It was working yesterday. For some reason it just decided to work for a while, but then when I rebooted it's not working anymore. It wasn't working for a long time before, but I thought that's because it was reading my Audigy card or the onboard Intel HDA chip instead. Now I have disabled the onboard sound in BIOS and when I boot up the only card it should be able to find is the one I want to use: YMF740. Typing lspci I get:
06:01.0 Multimedia audio controller: Yamaha Corporation DS1L Audio (rev 04)
so maybe it knows it exists. I've run alsaconf and it lists it there, too, and so I select it, and it lies and says it's all configured perfectly now and that it's unmuted the volumes (why does it have to unmute the volumes? That's stupid). So I type alsactl store just because I'm superstitious and don't know when that works and when it doesn't (since it doesn't print anything back in the console when it works), and it spits back:
alsactl: save_state:1253: No soundcards found...

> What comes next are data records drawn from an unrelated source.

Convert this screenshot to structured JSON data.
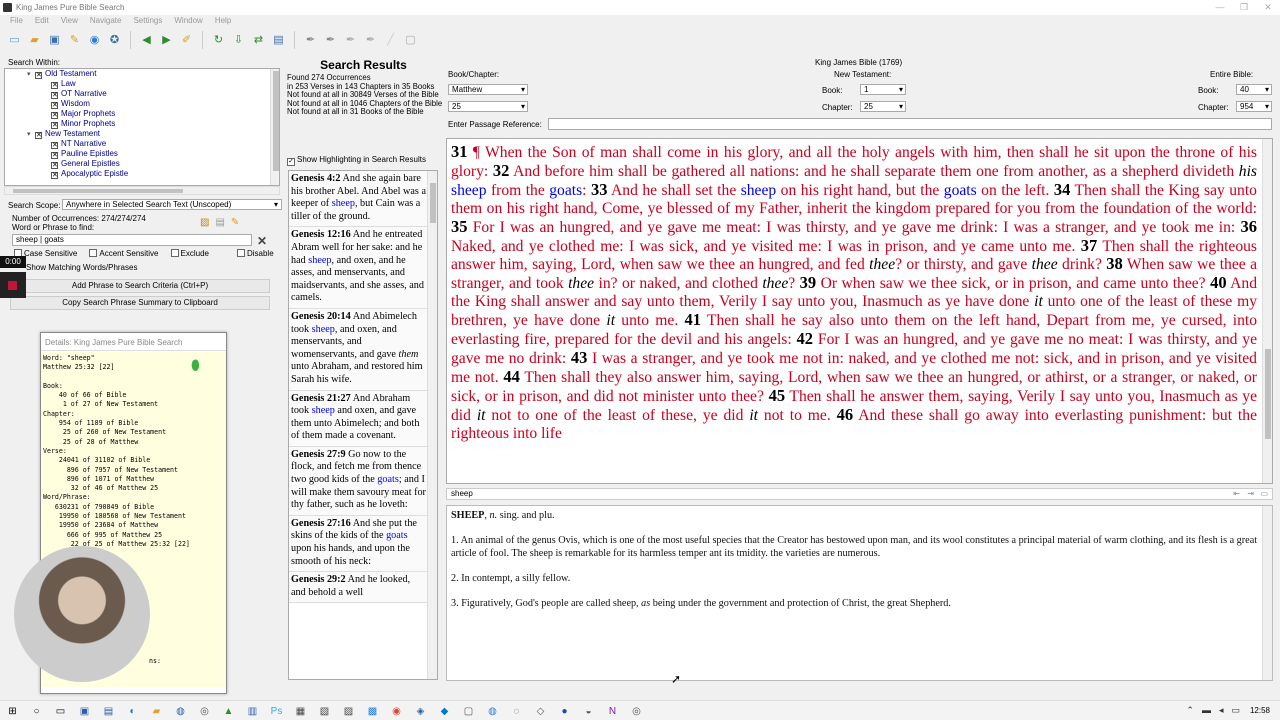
{
  "window": {
    "title": "King James Pure Bible Search"
  },
  "menu": [
    "File",
    "Edit",
    "View",
    "Navigate",
    "Settings",
    "Window",
    "Help"
  ],
  "search_within": {
    "label": "Search Within:",
    "tree": [
      {
        "label": "Old Testament",
        "level": 0
      },
      {
        "label": "Law",
        "level": 1
      },
      {
        "label": "OT Narrative",
        "level": 1
      },
      {
        "label": "Wisdom",
        "level": 1
      },
      {
        "label": "Major Prophets",
        "level": 1
      },
      {
        "label": "Minor Prophets",
        "level": 1
      },
      {
        "label": "New Testament",
        "level": 0
      },
      {
        "label": "NT Narrative",
        "level": 1
      },
      {
        "label": "Pauline Epistles",
        "level": 1
      },
      {
        "label": "General Epistles",
        "level": 1
      },
      {
        "label": "Apocalyptic Epistle",
        "level": 1
      }
    ]
  },
  "scope": {
    "label": "Search Scope:",
    "value": "Anywhere in Selected Search Text (Unscoped)"
  },
  "occurrences": "Number of Occurrences: 274/274/274",
  "find_label": "Word or Phrase to find:",
  "find_value": "sheep | goats",
  "options": {
    "case": "Case Sensitive",
    "accent": "Accent Sensitive",
    "exclude": "Exclude",
    "disable": "Disable"
  },
  "show_matching": "Show Matching Words/Phrases",
  "add_phrase": "Add Phrase to Search Criteria (Ctrl+P)",
  "copy_summary": "Copy Search Phrase Summary to Clipboard",
  "recording": {
    "timer": "0:00"
  },
  "details": {
    "title": "Details: King James Pure Bible Search",
    "body": "Word: \"sheep\"\nMatthew 25:32 [22]\n\nBook:\n    40 of 66 of Bible\n     1 of 27 of New Testament\nChapter:\n    954 of 1189 of Bible\n     25 of 260 of New Testament\n     25 of 28 of Matthew\nVerse:\n    24041 of 31102 of Bible\n      896 of 7957 of New Testament\n      896 of 1071 of Matthew\n       32 of 46 of Matthew 25\nWord/Phrase:\n   630231 of 790849 of Bible\n    19950 of 180568 of New Testament\n    19950 of 23684 of Matthew\n      666 of 995 of Matthew 25\n       22 of 25 of Matthew 25:32 [22]",
    "tail": "ns:"
  },
  "search_results": {
    "title": "Search Results",
    "stats": [
      "Found 274 Occurrences",
      "   in 253 Verses in 143 Chapters in 35 Books",
      "   Not found at all in 30849 Verses of the Bible",
      "   Not found at all in 1046 Chapters of the Bible",
      "   Not found at all in 31 Books of the Bible"
    ],
    "show_highlighting": "Show Highlighting in Search Results",
    "items": [
      {
        "ref": "Genesis 4:2",
        "parts": [
          " And she again bare his brother Abel. And Abel was a keeper of ",
          "sheep",
          ", but Cain was a tiller of the ground."
        ]
      },
      {
        "ref": "Genesis 12:16",
        "parts": [
          " And he entreated Abram well for her sake: and he had ",
          "sheep",
          ", and oxen, and he asses, and menservants, and maidservants, and she asses, and camels."
        ]
      },
      {
        "ref": "Genesis 20:14",
        "parts": [
          " And Abimelech took ",
          "sheep",
          ", and oxen, and menservants, and womenservants, and gave ",
          "them",
          " unto Abraham, and restored him Sarah his wife."
        ]
      },
      {
        "ref": "Genesis 21:27",
        "parts": [
          " And Abraham took ",
          "sheep",
          " and oxen, and gave them unto Abimelech; and both of them made a covenant."
        ]
      },
      {
        "ref": "Genesis 27:9",
        "parts": [
          " Go now to the flock, and fetch me from thence two good kids of the ",
          "goats",
          "; and I will make them savoury meat for thy father, such as he loveth:"
        ]
      },
      {
        "ref": "Genesis 27:16",
        "parts": [
          " And she put the skins of the kids of the ",
          "goats",
          " upon his hands, and upon the smooth of his neck:"
        ]
      },
      {
        "ref": "Genesis 29:2",
        "parts": [
          " And he looked, and behold a well",
          "",
          ""
        ]
      }
    ]
  },
  "nav": {
    "book_chapter_label": "Book/Chapter:",
    "book_value": "Matthew",
    "chapter_value": "25",
    "passage_label": "Enter Passage Reference:",
    "kjv_label": "King James Bible (1769)",
    "nt_label": "New Testament:",
    "entire_label": "Entire Bible:",
    "book_label": "Book:",
    "chapter_label": "Chapter:",
    "nt_book": "1",
    "nt_chapter": "25",
    "eb_book": "40",
    "eb_chapter": "954"
  },
  "scripture": [
    {
      "v": "31",
      "segs": [
        [
          "t",
          " ¶ When the Son of man shall come in his glory, and all the holy angels with him, then shall he sit upon the throne of his glory: "
        ]
      ]
    },
    {
      "v": "32",
      "segs": [
        [
          "t",
          " And before him shall be gathered all nations: and he shall separate them one from another, as a shepherd divideth "
        ],
        [
          "i",
          "his"
        ],
        [
          "t",
          " "
        ],
        [
          "w",
          "sheep"
        ],
        [
          "t",
          " from the "
        ],
        [
          "w",
          "goats"
        ],
        [
          "t",
          ": "
        ]
      ]
    },
    {
      "v": "33",
      "segs": [
        [
          "t",
          " And he shall set the "
        ],
        [
          "w",
          "sheep"
        ],
        [
          "t",
          " on his right hand, but the "
        ],
        [
          "w",
          "goats"
        ],
        [
          "t",
          " on the left. "
        ]
      ]
    },
    {
      "v": "34",
      "segs": [
        [
          "t",
          " Then shall the King say unto them on his right hand, Come, ye blessed of my Father, inherit the kingdom prepared for you from the foundation of the world: "
        ]
      ]
    },
    {
      "v": "35",
      "segs": [
        [
          "t",
          " For I was an hungred, and ye gave me meat: I was thirsty, and ye gave me drink: I was a stranger, and ye took me in: "
        ]
      ]
    },
    {
      "v": "36",
      "segs": [
        [
          "t",
          " Naked, and ye clothed me: I was sick, and ye visited me: I was in prison, and ye came unto me. "
        ]
      ]
    },
    {
      "v": "37",
      "segs": [
        [
          "t",
          " Then shall the righteous answer him, saying, Lord, when saw we thee an hungred, and fed "
        ],
        [
          "i",
          "thee"
        ],
        [
          "t",
          "? or thirsty, and gave "
        ],
        [
          "i",
          "thee"
        ],
        [
          "t",
          " drink? "
        ]
      ]
    },
    {
      "v": "38",
      "segs": [
        [
          "t",
          " When saw we thee a stranger, and took "
        ],
        [
          "i",
          "thee"
        ],
        [
          "t",
          " in? or naked, and clothed "
        ],
        [
          "i",
          "thee"
        ],
        [
          "t",
          "? "
        ]
      ]
    },
    {
      "v": "39",
      "segs": [
        [
          "t",
          " Or when saw we thee sick, or in prison, and came unto thee? "
        ]
      ]
    },
    {
      "v": "40",
      "segs": [
        [
          "t",
          " And the King shall answer and say unto them, Verily I say unto you, Inasmuch as ye have done "
        ],
        [
          "i",
          "it"
        ],
        [
          "t",
          " unto one of the least of these my brethren, ye have done "
        ],
        [
          "i",
          "it"
        ],
        [
          "t",
          " unto me. "
        ]
      ]
    },
    {
      "v": "41",
      "segs": [
        [
          "t",
          " Then shall he say also unto them on the left hand, Depart from me, ye cursed, into everlasting fire, prepared for the devil and his angels: "
        ]
      ]
    },
    {
      "v": "42",
      "segs": [
        [
          "t",
          " For I was an hungred, and ye gave me no meat: I was thirsty, and ye gave me no drink: "
        ]
      ]
    },
    {
      "v": "43",
      "segs": [
        [
          "t",
          " I was a stranger, and ye took me not in: naked, and ye clothed me not: sick, and in prison, and ye visited me not. "
        ]
      ]
    },
    {
      "v": "44",
      "segs": [
        [
          "t",
          " Then shall they also answer him, saying, Lord, when saw we thee an hungred, or athirst, or a stranger, or naked, or sick, or in prison, and did not minister unto thee? "
        ]
      ]
    },
    {
      "v": "45",
      "segs": [
        [
          "t",
          " Then shall he answer them, saying, Verily I say unto you, Inasmuch as ye did "
        ],
        [
          "i",
          "it"
        ],
        [
          "t",
          " not to one of the least of these, ye did "
        ],
        [
          "i",
          "it"
        ],
        [
          "t",
          " not to me. "
        ]
      ]
    },
    {
      "v": "46",
      "segs": [
        [
          "t",
          " And these shall go away into everlasting punishment: but the righteous into life"
        ]
      ]
    }
  ],
  "word_bar": "sheep",
  "dictionary": {
    "headword": "SHEEP",
    "pos": "n.",
    "grammar": " sing. and plu.",
    "def1": "1. An animal of the genus Ovis, which is one of the most useful species that the Creator has bestowed upon man, and its wool constitutes a principal material of warm clothing, and its flesh is a great article of fool. The sheep is remarkable for its harmless temper ant its tmidity. the varieties are numerous.",
    "def2": "2. In contempt, a silly fellow.",
    "def3_a": "3. Figuratively, God's people are called sheep, ",
    "def3_i": "as",
    "def3_b": " being under the government and protection of Christ, the great Shepherd."
  },
  "clock": "12:58",
  "colors": {
    "words_of_christ": "#c8001e",
    "highlight": "#0000ee",
    "details_bg": "#ffffe0"
  }
}
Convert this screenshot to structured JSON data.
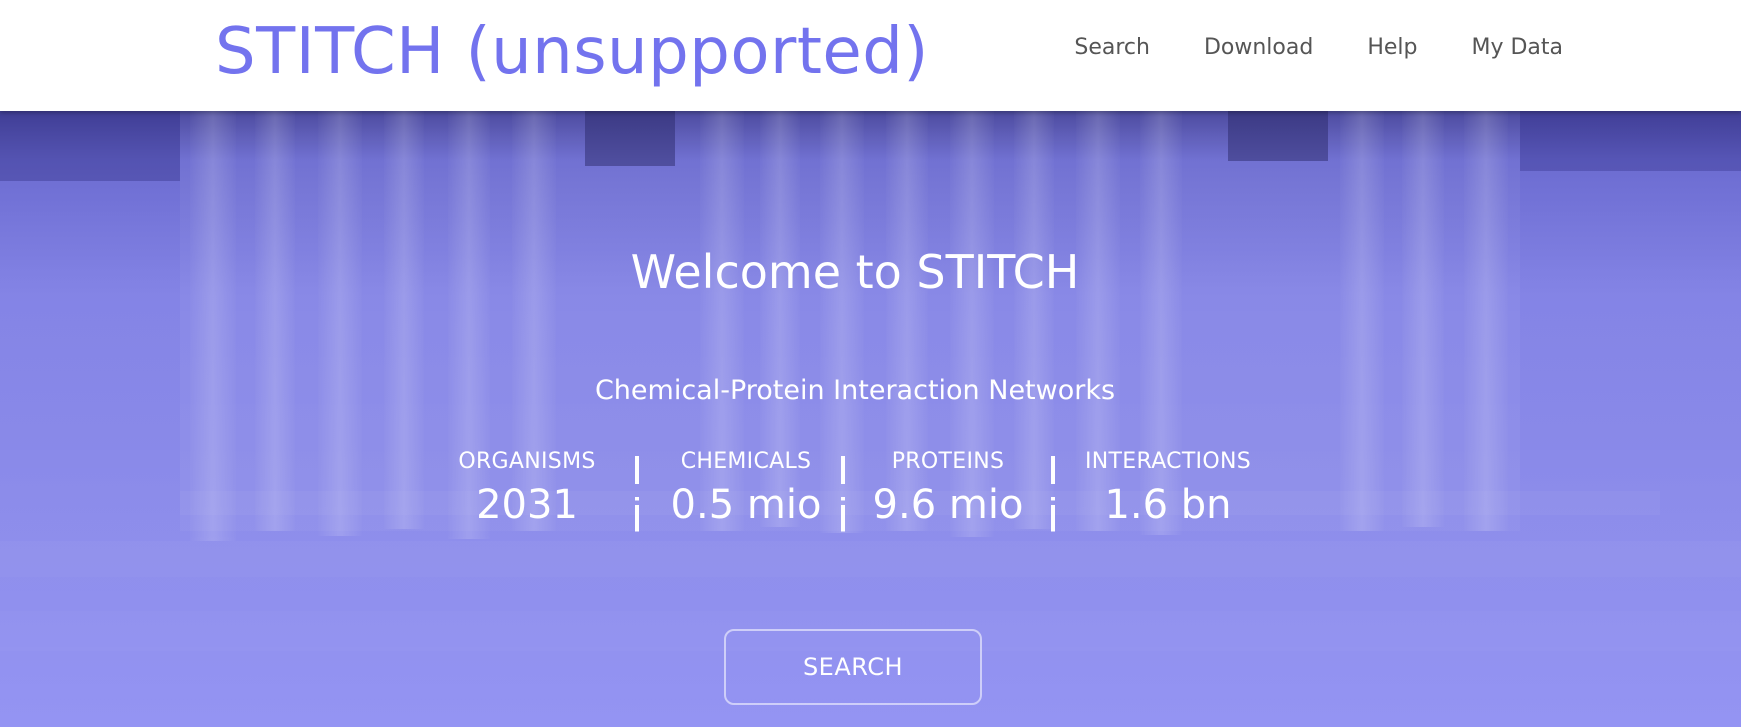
{
  "brand": {
    "title": "STITCH (unsupported)"
  },
  "nav": {
    "items": [
      {
        "label": "Search"
      },
      {
        "label": "Download"
      },
      {
        "label": "Help"
      },
      {
        "label": "My Data"
      }
    ]
  },
  "hero": {
    "welcome": "Welcome to STITCH",
    "subtitle": "Chemical-Protein Interaction Networks",
    "stats": [
      {
        "label": "ORGANISMS",
        "value": "2031"
      },
      {
        "label": "CHEMICALS",
        "value": "0.5 mio"
      },
      {
        "label": "PROTEINS",
        "value": "9.6 mio"
      },
      {
        "label": "INTERACTIONS",
        "value": "1.6 bn"
      }
    ],
    "search_button": "SEARCH"
  },
  "colors": {
    "brand": "#7373ee",
    "nav_text": "#555555",
    "hero_overlay": "#6a6ae6",
    "hero_text": "#ffffff"
  }
}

And that's kind of what I get when I type alsamixer, too, see:
alsamixer: function snd_ctl_open failed for default: No such deviceof
Now both alsactl store and alsamixer was working before I disabled the onboard Intel soundchip, except it was listing that (the Intel one), which is why I disabled it, thinking there was a conflict of having two soundcards read (apparently too much for linux to handle).
And I've read like 3 dozen or more forum threads looking for information about soundcards for Slackware and Ubuntu (had the same unresolved problem on Ubuntu, as seen here:
https://answers.launchpad.net/ubuntu/+question/8724 ), but I just don't know what to do. It's annoying. Why doesn't it just work automatically like it does in Windows? Is it because Windows is better?
Yes.
But it was working yesterday! I swear. And I got all the cords plugged in right, and the Intel/HDA on-board sound DOES work, and for a time I did get the Audigy working, too (but that would also stop working sometimes after a reboot). I guess this is why Linux users brag about never having to reboot: because if they did they'd lose vital system components like their sound!
lol
No, seriously. Can anybody help me or have I lost all chance of getting help now with this negative attitude and these little remarks of mine?
Thanks, if anyone can/is willing to help... :-]
(I figure there must be a way to switch soundcards or tell Linux which is the default, so that's what it tries to load... now I'm thinking, though, that it's more like it doesn't have the drivers or something? I have tried modprobe... seems like I keep trying the same commands after reading thread after thread both here and all over the web.)